The time between when I finally decide to stop hitting the snooze button, turn off the Canadian newscaster and get out of bed, to the time I must exit the house in order to drop off the boys at their respective sitters and get to work before my students stage a walk-out is 50 minutes. If it was just me, that would not be a problem. If it was just me and Paul, I'd still be okay. But it's not. While my youngest son does not share any of my genetic material, he most decidedly shares my love for procrastination. He is my payback for all those times I asked for "One more drink" before bed, for the "I'll be right there I'm just looking for something" and the "That? Oh, I'll put it away later." If there is a way to avoid an uncomfortable task, John has figured it out. Our mornings involve moments when he can't possible wear the sneakers that are right by the door and instead must rifle through the basket to find a different pair. With a 50 minute window, 15 of which is generally reserved for getting the boys dressed and out the door, it just doesn't fly. And then the yelling starts. Not an especially fun way to start the morning I will admit. But as time is ticking away, I begin to imagine the traffic pile up that occurs in front of my school each morning as the parents of children who have equal if not greater procrastination issues perform the "my kid couldn't POSSIBLY take the bus" drop-off ritual (but that is another post entirely). And I start to yell. An odd moment of clarity came last week when John reported to his grandparents that sometimes I announce that he is going to be left behind. (Which I would never do, so don't go calling the authorities - I am just the queen of idle threats.) He used my first name when telling the story, which made it pretty cute. AND THERE IS THE PROBLEM RIGHT THERE. John is really freaking cute. And he uses that cuteness to get away with obnoxious behavior, like complete and total meltdowns when he cannot successfully employ his procrastination strategy. I know, I know. He is three. And three year olds want control, blah blah blah. But when I give him choices and try to empower him, he always picks the non-choice.
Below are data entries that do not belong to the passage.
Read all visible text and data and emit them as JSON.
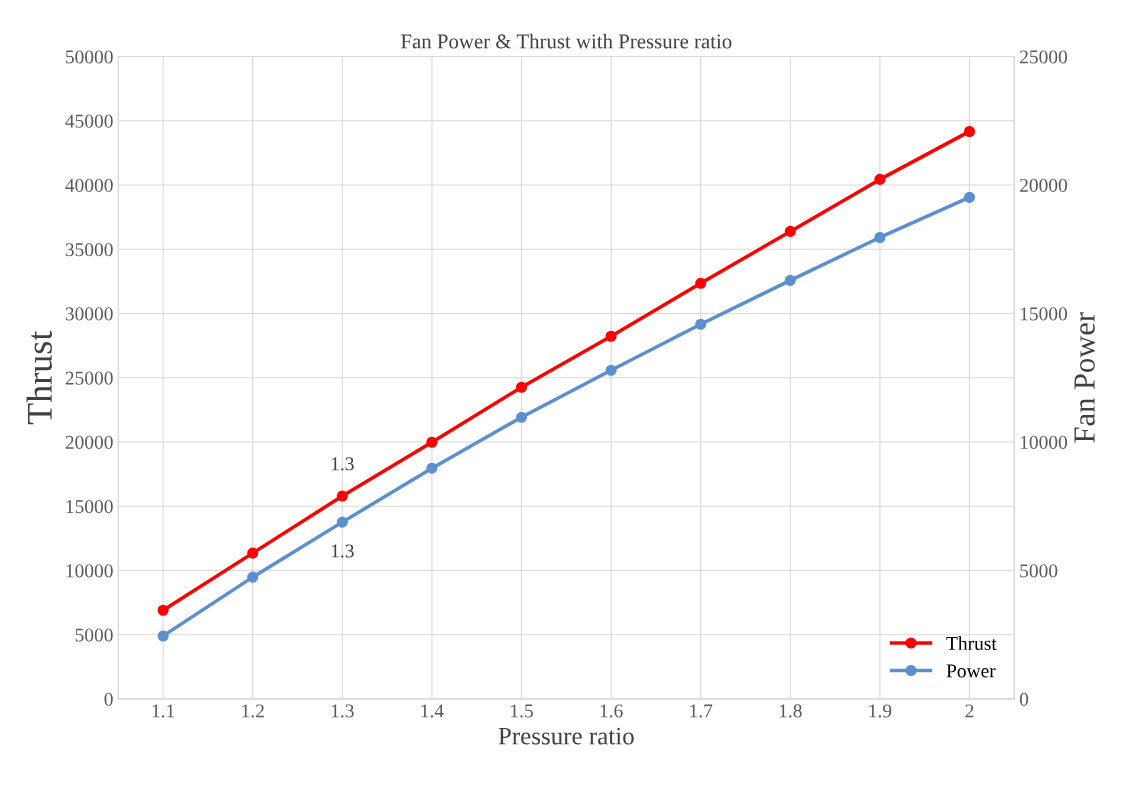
{
  "chart_data": {
    "type": "line",
    "title": "Fan Power & Thrust with Pressure ratio",
    "xlabel": "Pressure ratio",
    "ylabel": "Thrust",
    "y2label": "Fan Power",
    "categories": [
      "1.1",
      "1.2",
      "1.3",
      "1.4",
      "1.5",
      "1.6",
      "1.7",
      "1.8",
      "1.9",
      "2"
    ],
    "series": [
      {
        "name": "Thrust",
        "color": "#ff0000",
        "values": [
          6900,
          11350,
          15790,
          19980,
          24260,
          28230,
          32350,
          36390,
          40440,
          44170
        ]
      },
      {
        "name": "Power",
        "color": "#5b8fd0",
        "axis": "y2",
        "values": [
          2450,
          4740,
          6880,
          8980,
          10960,
          12790,
          14580,
          16290,
          17960,
          19520
        ]
      }
    ],
    "ylim": [
      0,
      50000
    ],
    "yticks": [
      0,
      5000,
      10000,
      15000,
      20000,
      25000,
      30000,
      35000,
      40000,
      45000,
      50000
    ],
    "y2lim": [
      0,
      25000
    ],
    "y2ticks": [
      0,
      5000,
      10000,
      15000,
      20000,
      25000
    ],
    "annotations": [
      {
        "text": "1.3",
        "x": "1.3",
        "y": 15790
      },
      {
        "text": "1.3",
        "x": "1.3",
        "y": 13760
      }
    ],
    "grid": true,
    "legend": "bottom right",
    "marker": "circle",
    "line_style": "solid"
  }
}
"Do you want apple or grapes for dinner?"
"We don't have any plums. It's the middle of winter. Apple or grape?"
"Honey, we don't have any plums." Cue meltdown.
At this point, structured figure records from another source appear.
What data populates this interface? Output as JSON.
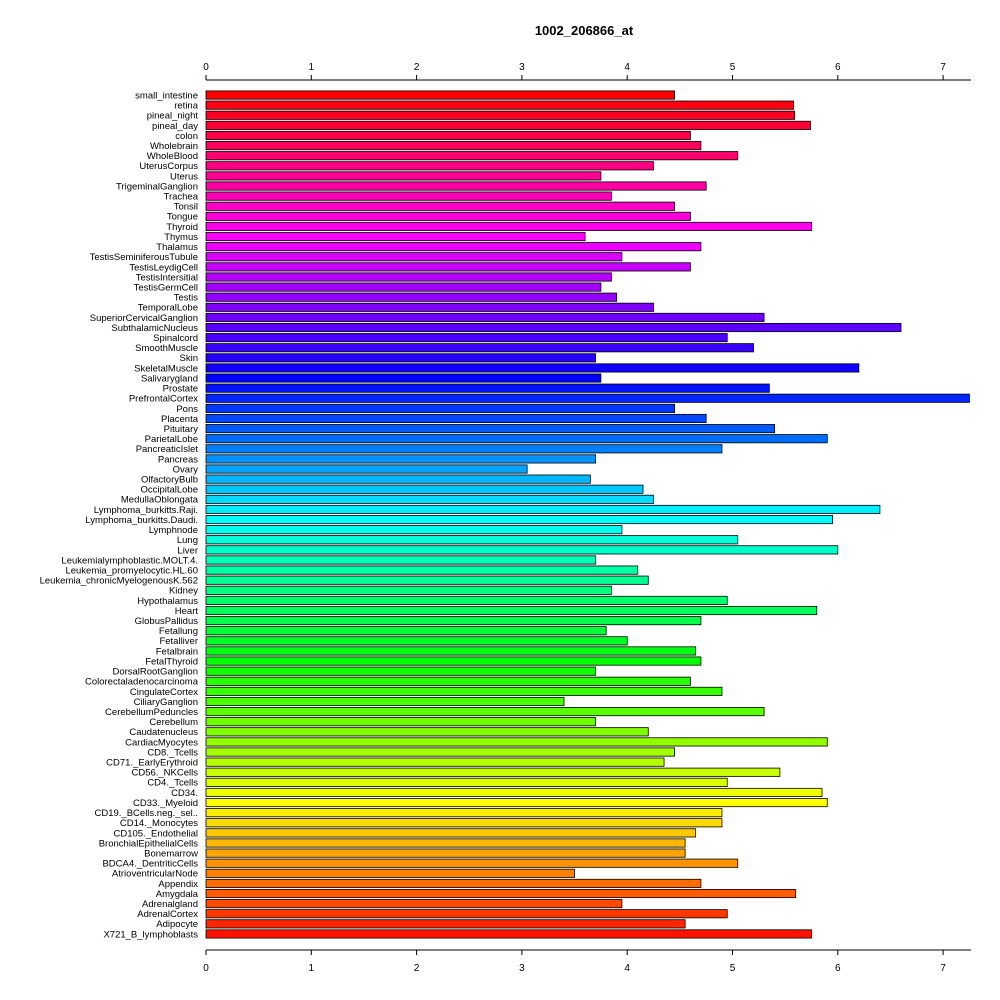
{
  "chart_data": {
    "type": "bar",
    "orientation": "horizontal",
    "title": "1002_206866_at",
    "xlabel": "",
    "ylabel": "",
    "xlim": [
      0,
      7.25
    ],
    "xticks": [
      "0",
      "1",
      "2",
      "3",
      "4",
      "5",
      "6",
      "7"
    ],
    "grid": false,
    "legend": "none",
    "categories": [
      "small_intestine",
      "retina",
      "pineal_night",
      "pineal_day",
      "colon",
      "Wholebrain",
      "WholeBlood",
      "UterusCorpus",
      "Uterus",
      "TrigeminalGanglion",
      "Trachea",
      "Tonsil",
      "Tongue",
      "Thyroid",
      "Thymus",
      "Thalamus",
      "TestisSeminiferousTubule",
      "TestisLeydigCell",
      "TestisIntersitial",
      "TestisGermCell",
      "Testis",
      "TemporalLobe",
      "SuperiorCervicalGanglion",
      "SubthalamicNucleus",
      "Spinalcord",
      "SmoothMuscle",
      "Skin",
      "SkeletalMuscle",
      "Salivarygland",
      "Prostate",
      "PrefrontalCortex",
      "Pons",
      "Placenta",
      "Pituitary",
      "ParietalLobe",
      "PancreaticIslet",
      "Pancreas",
      "Ovary",
      "OlfactoryBulb",
      "OccipitalLobe",
      "MedullaOblongata",
      "Lymphoma_burkitts.Raji.",
      "Lymphoma_burkitts.Daudi.",
      "Lymphnode",
      "Lung",
      "Liver",
      "Leukemialymphoblastic.MOLT.4.",
      "Leukemia_promyelocytic.HL.60",
      "Leukemia_chronicMyelogenousK.562",
      "Kidney",
      "Hypothalamus",
      "Heart",
      "GlobusPallidus",
      "Fetallung",
      "Fetalliver",
      "Fetalbrain",
      "FetalThyroid",
      "DorsalRootGanglion",
      "Colorectaladenocarcinoma",
      "CingulateCortex",
      "CiliaryGanglion",
      "CerebellumPeduncles",
      "Cerebellum",
      "Caudatenucleus",
      "CardiacMyocytes",
      "CD8._Tcells",
      "CD71._EarlyErythroid",
      "CD56._NKCells",
      "CD4._Tcells",
      "CD34.",
      "CD33._Myeloid",
      "CD19._BCells.neg._sel..",
      "CD14._Monocytes",
      "CD105._Endothelial",
      "BronchialEpithelialCells",
      "Bonemarrow",
      "BDCA4._DentriticCells",
      "AtrioventricularNode",
      "Appendix",
      "Amygdala",
      "Adrenalgland",
      "AdrenalCortex",
      "Adipocyte",
      "X721_B_lymphoblasts"
    ],
    "values": [
      4.45,
      5.58,
      5.59,
      5.74,
      4.6,
      4.7,
      5.05,
      4.25,
      3.75,
      4.75,
      3.85,
      4.45,
      4.6,
      5.75,
      3.6,
      4.7,
      3.95,
      4.6,
      3.85,
      3.75,
      3.9,
      4.25,
      5.3,
      6.6,
      4.95,
      5.2,
      3.7,
      6.2,
      3.75,
      5.35,
      7.25,
      4.45,
      4.75,
      5.4,
      5.9,
      4.9,
      3.7,
      3.05,
      3.65,
      4.15,
      4.25,
      6.4,
      5.95,
      3.95,
      5.05,
      6.0,
      3.7,
      4.1,
      4.2,
      3.85,
      4.95,
      5.8,
      4.7,
      3.8,
      4.0,
      4.65,
      4.7,
      3.7,
      4.6,
      4.9,
      3.4,
      5.3,
      3.7,
      4.2,
      5.9,
      4.45,
      4.35,
      5.45,
      4.95,
      5.85,
      5.9,
      4.9,
      4.9,
      4.65,
      4.55,
      4.55,
      5.05,
      3.5,
      4.7,
      5.6,
      3.95,
      4.95,
      4.55,
      5.75
    ],
    "colors": "rainbow palette, one hue per bar, cycling from red (top) through magenta, blue, cyan, green, yellow, orange back to red (bottom)"
  }
}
I am at a bit of a loss as to how best to ride this current storm. Meltdowns at 6 am are no fun. Especially when they follow things like this: "Boys, stop jumping naked on the bed and get dressed already!" This past week I decided to institute a checklist that each child must follow in order to get us out the door by the required time. Paul and I brainstormed a list for him, wrote it down, tacked it in his room, and he dutifully follows it (although he tries to skip the steps that involve helping his brother). Paul is a Jedi. Give him a task and he will execute it. For John, I used magazine clippings and crudely drawn stick figures for his list, and he too was successful. Up until we came downstairs and he had to put on his coat. There was two minutes left before the target exit time.
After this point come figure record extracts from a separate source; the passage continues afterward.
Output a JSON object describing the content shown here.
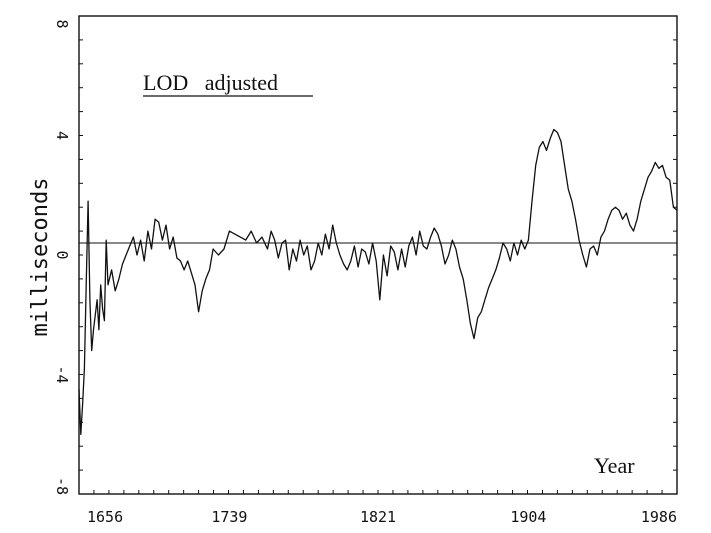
{
  "chart_data": {
    "type": "line",
    "title": "LOD   adjusted",
    "xlabel": "Year",
    "ylabel": "milliseconds",
    "xlim": [
      1656,
      1986
    ],
    "ylim": [
      -8,
      8
    ],
    "xticks": [
      "1656",
      "1739",
      "1821",
      "1904",
      "1986"
    ],
    "yticks": [
      "-8",
      "-4",
      "0",
      "4",
      "8"
    ],
    "reference_line": 0.4,
    "grid": false,
    "series": [
      {
        "x": [
          1656,
          1657,
          1658,
          1659,
          1660,
          1661,
          1662,
          1663,
          1664,
          1665,
          1666,
          1667,
          1668,
          1669,
          1670,
          1671,
          1672,
          1674,
          1676,
          1678,
          1680,
          1682,
          1684,
          1686,
          1688,
          1690,
          1692,
          1694,
          1696,
          1698,
          1700,
          1702,
          1704,
          1706,
          1708,
          1710,
          1712,
          1714,
          1716,
          1718,
          1720,
          1722,
          1724,
          1726,
          1728,
          1730,
          1733,
          1736,
          1739,
          1742,
          1745,
          1748,
          1751,
          1754,
          1757,
          1760,
          1762,
          1764,
          1766,
          1768,
          1770,
          1772,
          1774,
          1776,
          1778,
          1780,
          1782,
          1784,
          1786,
          1788,
          1790,
          1792,
          1794,
          1796,
          1798,
          1800,
          1802,
          1804,
          1806,
          1808,
          1810,
          1812,
          1814,
          1816,
          1818,
          1820,
          1822,
          1824,
          1826,
          1828,
          1830,
          1832,
          1834,
          1836,
          1838,
          1840,
          1842,
          1844,
          1846,
          1848,
          1850,
          1852,
          1854,
          1856,
          1858,
          1860,
          1862,
          1864,
          1866,
          1868,
          1870,
          1872,
          1874,
          1876,
          1878,
          1880,
          1882,
          1884,
          1886,
          1888,
          1890,
          1892,
          1894,
          1896,
          1898,
          1900,
          1902,
          1904,
          1906,
          1908,
          1910,
          1912,
          1914,
          1916,
          1918,
          1920,
          1922,
          1924,
          1926,
          1928,
          1930,
          1932,
          1934,
          1936,
          1938,
          1940,
          1942,
          1944,
          1946,
          1948,
          1950,
          1952,
          1954,
          1956,
          1958,
          1960,
          1962,
          1964,
          1966,
          1968,
          1970,
          1972,
          1974,
          1976,
          1978,
          1980,
          1982,
          1984,
          1986
        ],
        "y": [
          -4.5,
          -6.0,
          -5.0,
          -3.8,
          -1.0,
          1.8,
          -1.5,
          -3.2,
          -2.5,
          -2.0,
          -1.5,
          -2.5,
          -1.0,
          -1.8,
          -2.2,
          0.5,
          -1.0,
          -0.5,
          -1.2,
          -0.8,
          -0.3,
          0.0,
          0.3,
          0.6,
          0.0,
          0.5,
          -0.2,
          0.8,
          0.2,
          1.2,
          1.1,
          0.5,
          1.0,
          0.2,
          0.6,
          -0.1,
          -0.2,
          -0.5,
          -0.2,
          -0.6,
          -1.0,
          -1.9,
          -1.2,
          -0.8,
          -0.5,
          0.2,
          0.0,
          0.2,
          0.8,
          0.7,
          0.6,
          0.5,
          0.8,
          0.4,
          0.6,
          0.2,
          0.8,
          0.5,
          -0.1,
          0.4,
          0.5,
          -0.5,
          0.2,
          -0.2,
          0.5,
          0.0,
          0.3,
          -0.5,
          -0.2,
          0.4,
          0.0,
          0.7,
          0.2,
          1.0,
          0.4,
          0.0,
          -0.3,
          -0.5,
          -0.2,
          0.3,
          -0.4,
          0.2,
          0.1,
          -0.3,
          0.4,
          -0.2,
          -1.5,
          0.0,
          -0.7,
          0.3,
          0.1,
          -0.5,
          0.2,
          -0.4,
          0.3,
          0.6,
          0.0,
          0.8,
          0.3,
          0.2,
          0.6,
          0.9,
          0.7,
          0.3,
          -0.3,
          0.0,
          0.5,
          0.2,
          -0.4,
          -0.8,
          -1.5,
          -2.3,
          -2.8,
          -2.1,
          -1.9,
          -1.5,
          -1.1,
          -0.8,
          -0.5,
          -0.1,
          0.4,
          0.2,
          -0.2,
          0.4,
          0.0,
          0.5,
          0.2,
          0.5,
          1.8,
          3.0,
          3.6,
          3.8,
          3.5,
          3.9,
          4.2,
          4.1,
          3.8,
          3.0,
          2.2,
          1.8,
          1.2,
          0.5,
          0.0,
          -0.4,
          0.2,
          0.3,
          0.0,
          0.6,
          0.8,
          1.2,
          1.5,
          1.6,
          1.5,
          1.2,
          1.4,
          1.0,
          0.8,
          1.2,
          1.8,
          2.2,
          2.6,
          2.8,
          3.1,
          2.9,
          3.0,
          2.6,
          2.5,
          1.6,
          1.5
        ]
      }
    ]
  }
}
"You can wear your orange coat or your blue coat."
"I want my raincoat."
"You left it in daddy's car and he's already gone. Besides, it's going to be sunny today."
"I WANT MY RAAAAIN COOOOOAT!"
Deep breath. "Let's just wear the blue one. C'mon."
"Can I have a boonana?"
"There aren't any. I need to get more from the store." Cue meltdown.
Overall, we did do much better this week that we had in previous weeks. Mommy didn't yell, and the boys made general progress on the road to independence. If I can just figure out the magic formula to keep the meltdowns at bay...
Thursday, April 4, 2013
Last year Paul flippantly mentioned that he didn't really want a cake, but as his birthday approached he changed his mind. I was able to convince him that a Ninjago ninja would be a good idea because I figured a head was a lot simpler that some three-dimensional crazy Star Wars vehicle like last year. It was. My inspiration:
For those readers who don't follow Lego Ninjago, the Green Ninja is more powerful than his other-colored buddies, and he was coveted by all the boys at Paul's elementary school this past year. See, in a clever marketing campaign, you could only get the green ninja mini-figure when you bought the Lego Ninjago Character Encyclopedia. Which the book fair sold out of in about 10 minutes. And which totally awesome Aunt Chrissy bought Paul for Christmas (innocently remarking, "Does Paul have that ninja character book thing?") Needless to say, the Green Ninja is pretty awesome, and I knew it would be a relatively easy cake to create. The trickiest part was the gold piece on his helmet. To make it, I softened caramel candies, rolled them out and pieced them together. It looked a bit like a jock strap and was only partially edible due to the waxed paper sticking if the caramel was too melty, but it did the trick. The mask is made of fruit roll ups which I had to separate because they were in a rainbow pack. (The broken caramel and two-thirds unused roll-ups led to a bit of a sugar high.) It was Paul's idea to make the eyes from jelly beans with white sprinkles from our Christmas cookie decorations. The best part? Cool-Whip makes a new frosting that is utterly and completely amazing (and lard free!). Considering I often have frosting related debacles, I was super-excited to try it and very impressed with the results. And as the hubby pointed out as we polished off the leftovers later in the week, it even frosts cut-sides!! YAY!!!